Não há outra palavra para descrever o que aconteceu com o Ubirajara jubatus, um bicho de 110 milhões de anos que viveu onde hoje seria o sertão do Ceará. Adornado com restos de penas primitivas, trata-se de um espécime único para a paleontologia brasileira —mas foi parar na Alemanha da maneira mais picareta possível.

A colega Giuliana Miranda contou a história com a competência de sempre nesta Folha: usando um documento datilografado em 1995 que mais parece ter sido feito em papel de embrulhar pão, o pesquisador Eberhard Frey, do Museu Estadual de História Natural de Karlsruhe, conseguiu atravessar o Atlântico com os fósseis.

Alguns detalhes precisam ser destacados: o tal documento fala em “transporte” das peças (designadas como “duas caixas contendo amostras calcárias com fósseis”, sem dizer que diabos estaria dentro delas), não em posse delas por parte do museu alemão. E isso pelo simples fato de que a legislação brasileira, desde os anos 1940, não permite que esse tipo de objeto fique nas mãos de estrangeiros, ou de particulares no Brasil: fósseis são bens da União, estipula a lei.

Depois que a descrição da espécie foi publicada na revista científica Cretaceous Research, paleontólogos brasileiros, com toda a razão, usaram suas redes sociais para condenar o desrespeito à legislação e à comunidade científica do país. Seguiu-se um show de horrores colonialista: Frey insinuou que o Brasil ainda estava no lucro porque, afinal, o dinossauro não foi incinerado como os fósseis que estavam no Museu Nacional em 2018; o britânico David Martill, outro autor do estudo, também ironizou o incêndio do Museu Nacional e fez questão de lembrar: “Nós [o Reino Unido] ainda somos um império”.

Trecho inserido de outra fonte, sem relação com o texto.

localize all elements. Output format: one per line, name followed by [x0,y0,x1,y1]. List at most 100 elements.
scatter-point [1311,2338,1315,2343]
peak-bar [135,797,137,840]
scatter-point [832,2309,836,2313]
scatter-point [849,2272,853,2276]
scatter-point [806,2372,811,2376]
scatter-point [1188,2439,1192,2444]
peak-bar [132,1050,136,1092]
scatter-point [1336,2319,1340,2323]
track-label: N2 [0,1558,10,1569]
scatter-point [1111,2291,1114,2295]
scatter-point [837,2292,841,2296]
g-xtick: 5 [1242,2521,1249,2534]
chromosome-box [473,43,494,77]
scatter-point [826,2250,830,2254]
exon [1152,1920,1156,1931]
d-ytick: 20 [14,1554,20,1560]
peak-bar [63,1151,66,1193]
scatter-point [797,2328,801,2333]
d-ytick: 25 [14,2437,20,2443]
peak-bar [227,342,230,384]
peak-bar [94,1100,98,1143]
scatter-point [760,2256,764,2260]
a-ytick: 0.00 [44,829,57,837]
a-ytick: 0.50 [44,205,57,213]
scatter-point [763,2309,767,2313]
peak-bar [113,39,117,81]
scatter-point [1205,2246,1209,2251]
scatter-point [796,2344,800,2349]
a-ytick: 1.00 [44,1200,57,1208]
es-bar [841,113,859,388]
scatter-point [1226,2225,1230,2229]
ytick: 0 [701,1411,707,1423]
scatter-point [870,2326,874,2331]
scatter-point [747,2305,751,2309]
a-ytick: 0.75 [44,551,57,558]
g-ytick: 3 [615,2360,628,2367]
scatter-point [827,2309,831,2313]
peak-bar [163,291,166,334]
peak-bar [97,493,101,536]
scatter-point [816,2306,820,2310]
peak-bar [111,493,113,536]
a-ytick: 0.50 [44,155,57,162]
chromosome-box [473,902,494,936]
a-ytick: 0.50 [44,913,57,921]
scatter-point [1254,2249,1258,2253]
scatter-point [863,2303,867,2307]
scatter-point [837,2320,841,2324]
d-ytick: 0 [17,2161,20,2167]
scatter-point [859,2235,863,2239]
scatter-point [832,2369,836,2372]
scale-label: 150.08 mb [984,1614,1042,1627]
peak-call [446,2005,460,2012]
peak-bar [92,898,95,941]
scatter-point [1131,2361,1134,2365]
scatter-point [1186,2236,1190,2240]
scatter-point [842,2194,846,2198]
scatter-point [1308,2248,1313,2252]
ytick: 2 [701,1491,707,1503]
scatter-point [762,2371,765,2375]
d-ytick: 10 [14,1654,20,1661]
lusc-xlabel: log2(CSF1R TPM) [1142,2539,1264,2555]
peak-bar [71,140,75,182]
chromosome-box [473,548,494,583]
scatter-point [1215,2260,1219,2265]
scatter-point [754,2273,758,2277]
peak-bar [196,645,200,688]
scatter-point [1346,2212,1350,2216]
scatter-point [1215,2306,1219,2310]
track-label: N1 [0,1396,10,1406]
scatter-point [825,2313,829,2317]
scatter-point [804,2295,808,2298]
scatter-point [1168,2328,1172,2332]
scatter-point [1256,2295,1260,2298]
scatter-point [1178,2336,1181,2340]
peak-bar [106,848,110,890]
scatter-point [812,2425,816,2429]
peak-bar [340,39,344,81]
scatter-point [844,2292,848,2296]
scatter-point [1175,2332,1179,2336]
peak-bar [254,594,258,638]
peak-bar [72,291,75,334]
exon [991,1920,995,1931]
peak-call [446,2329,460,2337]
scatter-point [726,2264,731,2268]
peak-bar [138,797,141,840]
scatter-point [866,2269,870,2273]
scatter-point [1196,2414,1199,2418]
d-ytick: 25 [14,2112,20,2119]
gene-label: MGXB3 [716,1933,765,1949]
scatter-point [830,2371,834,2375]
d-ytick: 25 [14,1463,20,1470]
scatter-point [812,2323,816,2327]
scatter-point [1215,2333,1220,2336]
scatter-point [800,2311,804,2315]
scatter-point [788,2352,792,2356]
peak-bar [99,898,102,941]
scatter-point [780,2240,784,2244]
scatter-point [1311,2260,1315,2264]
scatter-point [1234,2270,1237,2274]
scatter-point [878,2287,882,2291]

O jogo, no entanto, parece estar virando. Mobilizando as redes sociais e a comunidade acadêmica, paleontólogas como Aline Ghilardi, da UFRN, e Taissa Rodrigues, da Ufes, bem como a chefia da Sociedade Brasileira de Paleontologia, conseguiram pressionar suficientemente a Cretaceous Research para que a publicação da pesquisa sobre o dino emplumado fosse suspensa, ao menos por enquanto. Agora, a batalha legal deve ser pela repatriação dos fósseis.

E daí? Tudo isso não seria só fixação infantil dos paleontólogos (e minha) com bicho extinto? De novo, discordo. Casos como esse são um microcosmo do muito que há de errado conosco enquanto nação.

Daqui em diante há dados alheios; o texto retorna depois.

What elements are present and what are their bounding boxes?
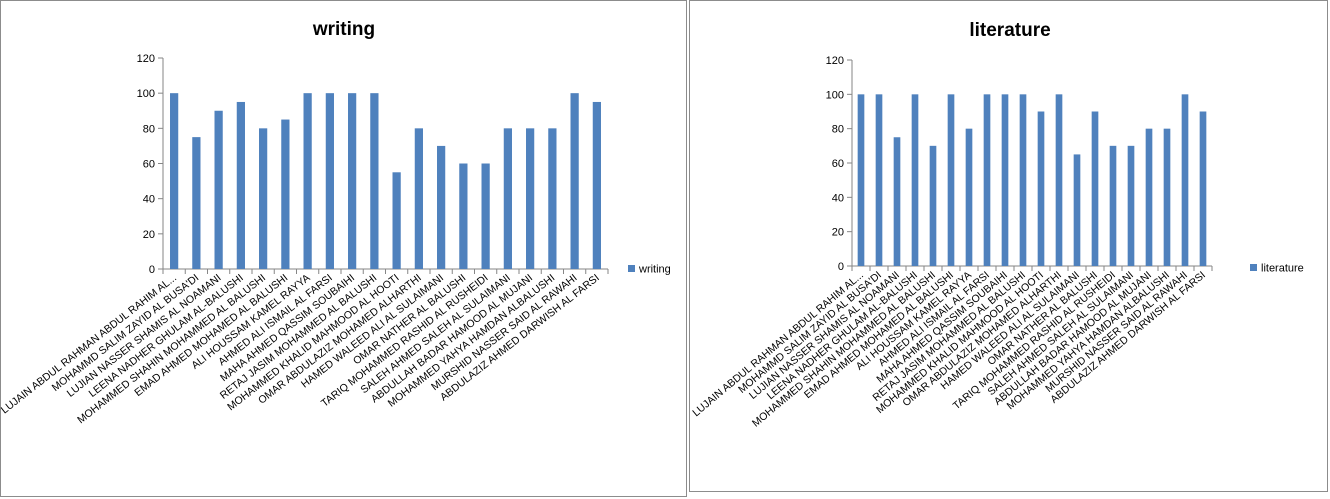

Fósseis brasileiros só são traficados por causa da miséria que empurra os sertanejos para uma forma ilegal de comércio e coloca no caminho deles atravessadores espertalhões. Nossos dinos só cruzam fronteiras porque nosso Estado tosco e disfuncional é extremamente eficiente na hora de cobrir pobre de pancada, mas vira amigão do peito do primeiro gringo que conseguir molhar a mão de um fiscal.

Acima de tudo, a saga do Ubirajara mostra que, do outro lado da trincheira, ainda há gente que sabe que a história –e a pré-história– importam. Que construir uma identidade brasileira que valha a pena depende de honestidade e ciência, e não de ignorância e brutalidade. A esses corajosos, meus votos de um feliz 2021.